Everything should be prefaced with saying it’s the first days of camp so bodies don’t have the wear-and-tear on it that will be around in February, but Noah won’t be limited by minute restrictions or the mental fears that he can’t do it physically.
“He looks fresh,” Gasol said. “He looks like he's in really good shape, has worked hard during the summer. Now he does feel and look bouncier. It's great to see him that way. From what I've seen so far, yes.
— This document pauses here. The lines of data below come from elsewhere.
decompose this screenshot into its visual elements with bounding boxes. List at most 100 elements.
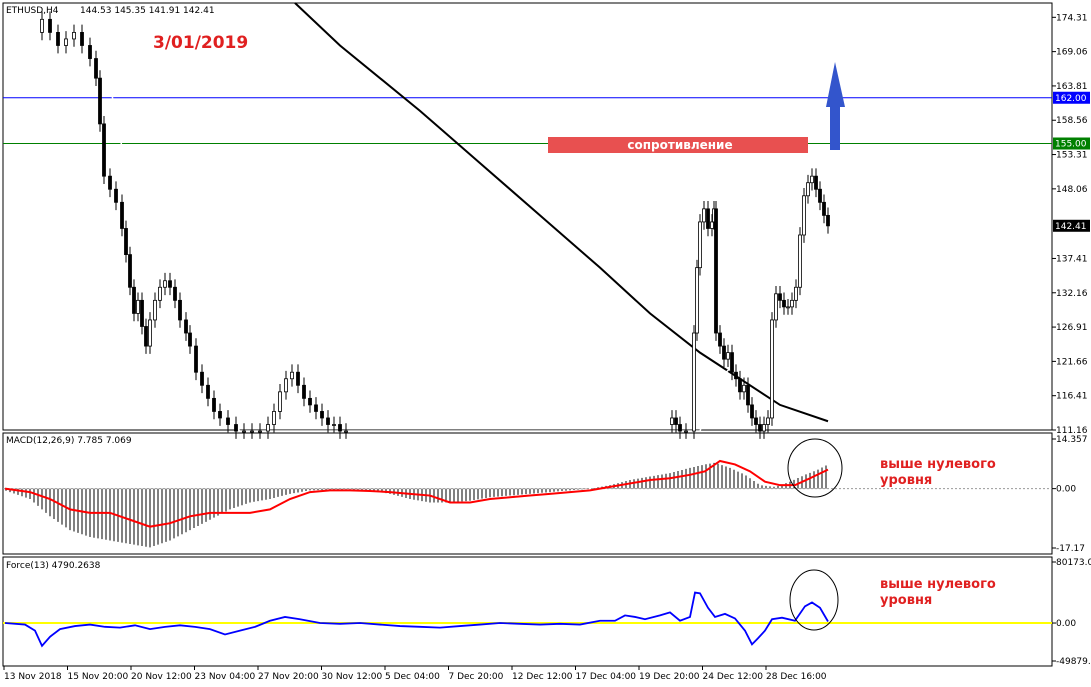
candle-body: [670, 417, 674, 425]
candle-body: [332, 424, 336, 426]
candle-body: [714, 208, 718, 334]
current-price-label: 142.41: [1055, 222, 1087, 232]
candle-body: [80, 32, 84, 46]
candle-body: [798, 234, 802, 288]
candle-body: [718, 332, 722, 347]
candle-body: [284, 378, 288, 393]
candle-body: [206, 384, 210, 399]
candle-body: [72, 32, 76, 40]
candle-body: [242, 430, 246, 433]
candle-body: [794, 286, 798, 301]
level-label: 155.00: [1055, 140, 1087, 150]
level-badge: [1053, 91, 1090, 104]
time-tick-label: 13 Nov 2018: [4, 672, 62, 682]
macd-histogram: [5, 462, 827, 548]
candle-body: [826, 214, 830, 227]
candle-body: [810, 175, 814, 184]
candle-body: [734, 371, 738, 380]
time-tick-label: 23 Nov 04:00: [195, 672, 256, 682]
force-tick-label: 0.00: [1056, 619, 1076, 629]
macd-signal-line: [4, 459, 829, 528]
time-axis: 13 Nov 2018 15 Nov 20:00 20 Nov 12:00 23 No…: [3, 666, 827, 682]
candle-body: [258, 430, 262, 433]
time-tick-label: 19 Dec 20:00: [639, 672, 700, 682]
candle-body: [56, 32, 60, 46]
annotation-date: 3/01/2019: [153, 33, 248, 53]
price-panel: [2, 2, 1053, 431]
candle-body: [226, 417, 230, 425]
candle-body: [64, 38, 68, 46]
price-axis: 174.31 169.06 163.81 158.56 153.31 148.06 137.…: [1052, 13, 1088, 436]
ma-short: [94, 6, 829, 432]
candle-body: [684, 430, 688, 433]
price-tick-label: 137.41: [1056, 254, 1088, 264]
candle-body: [188, 332, 192, 347]
candle-body: [762, 424, 766, 432]
candle-body: [674, 417, 678, 425]
candle-body: [212, 397, 216, 412]
candle-body: [818, 188, 822, 203]
price-tick-label: 158.56: [1056, 116, 1088, 126]
macd-highlight-circle: [787, 438, 843, 498]
macd-tick-label: 14.357: [1056, 435, 1088, 445]
time-tick-label: 24 Dec 12:00: [703, 672, 764, 682]
time-tick-label: 28 Dec 16:00: [766, 672, 827, 682]
current-price-badge: [1053, 219, 1090, 232]
price-tick-label: 116.41: [1056, 392, 1088, 402]
candle-body: [766, 417, 770, 425]
candle-body: [40, 18, 44, 33]
candle-body: [94, 58, 98, 79]
candle-body: [128, 254, 132, 288]
time-tick-label: 5 Dec 04:00: [385, 672, 440, 682]
candle-body: [163, 280, 167, 288]
candle-body: [272, 411, 276, 425]
candle-body: [178, 299, 182, 321]
candle-body: [786, 306, 790, 309]
macd-header: MACD(12,26,9) 7.785 7.069: [6, 436, 132, 446]
candle-body: [782, 299, 786, 308]
candle-body: [692, 332, 696, 432]
macd-tick-label: 0.00: [1056, 485, 1076, 495]
time-tick-label: 20 Nov 12:00: [131, 672, 192, 682]
price-tick-label: 163.81: [1056, 82, 1088, 92]
symbol-header: ETHUSD,H4: [6, 6, 59, 16]
candle-body: [144, 326, 148, 347]
candle-body: [302, 384, 306, 399]
candle-body: [730, 352, 734, 373]
candle-body: [102, 123, 106, 177]
candle-body: [326, 417, 330, 425]
candle-body: [770, 319, 774, 419]
macd-tick-label: -17.17: [1056, 544, 1085, 554]
candle-body: [790, 299, 794, 308]
candle-body: [678, 424, 682, 432]
time-tick-label: 30 Nov 12:00: [322, 672, 383, 682]
candle-body: [250, 430, 254, 433]
candle-body: [778, 293, 782, 301]
force-line-path: [4, 591, 829, 648]
candle-body: [750, 404, 754, 419]
candle-body: [742, 384, 746, 393]
candle-body: [710, 221, 714, 229]
candle-body: [184, 319, 188, 334]
candle-body: [314, 404, 318, 412]
candle-body: [754, 417, 758, 425]
candle-body: [774, 293, 778, 321]
up-arrow-icon: [826, 62, 845, 150]
candle-body: [98, 77, 102, 125]
price-tick-label: 148.06: [1056, 185, 1088, 195]
resistance-label: сопротивление: [627, 138, 732, 152]
force-note: выше нулевого уровня: [880, 577, 1000, 608]
candle-body: [278, 391, 282, 412]
candle-body: [722, 345, 726, 360]
candle-body: [173, 286, 177, 301]
price-tick-label: 126.91: [1056, 323, 1088, 333]
candle-body: [120, 201, 124, 229]
level-label: 162.00: [1055, 94, 1087, 104]
candle-body: [738, 378, 742, 393]
price-tick-label: 153.31: [1056, 151, 1088, 161]
ohlc-header: 144.53 145.35 141.91 142.41: [80, 6, 215, 16]
macd-note: выше нулевого уровня: [880, 457, 1000, 488]
candle-body: [726, 352, 730, 360]
candle-body: [266, 424, 270, 432]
The day and a half I've seen him, he looks really good.”
Moving well means lateral movement being the biggest improvement for Noah, allowing him to cover ground quicker baseline to baseline and on high screen-rolls, should the Bulls decide to trap up high in an aggressive setting.
“I just feel bouncier, just lighter on my feet,” Noah said. “Just waking up in the morning and moving good, that’s a good feeling. Doing a lot of yoga every morning before I come in. Just taking care of myself a little different. This isn’t my first rodeo.”
Of course Noah has been through it before, and Gasol is a veteran of many training camps, so one wonders how much Hoiberg can experiment with the two playing together in the preseason, especially when the plan is to limit Gasol’s usage to under the 34.4 minutes he played per game last season, his highest mark since the 2011-12 season when he was a much younger man.
“Well, we'll see how the season goes,” Gasol said. “Ideally, I'll play less than I did last year and that's kind of the plan, I guess. But we'll see what happens. I've just got to be ready. Seasons are long, are tough, are demanding and as a professional, you have to stay ready. It's not going to be ideal all the time. It's never ideal. You just have to work through it and do the best you can.”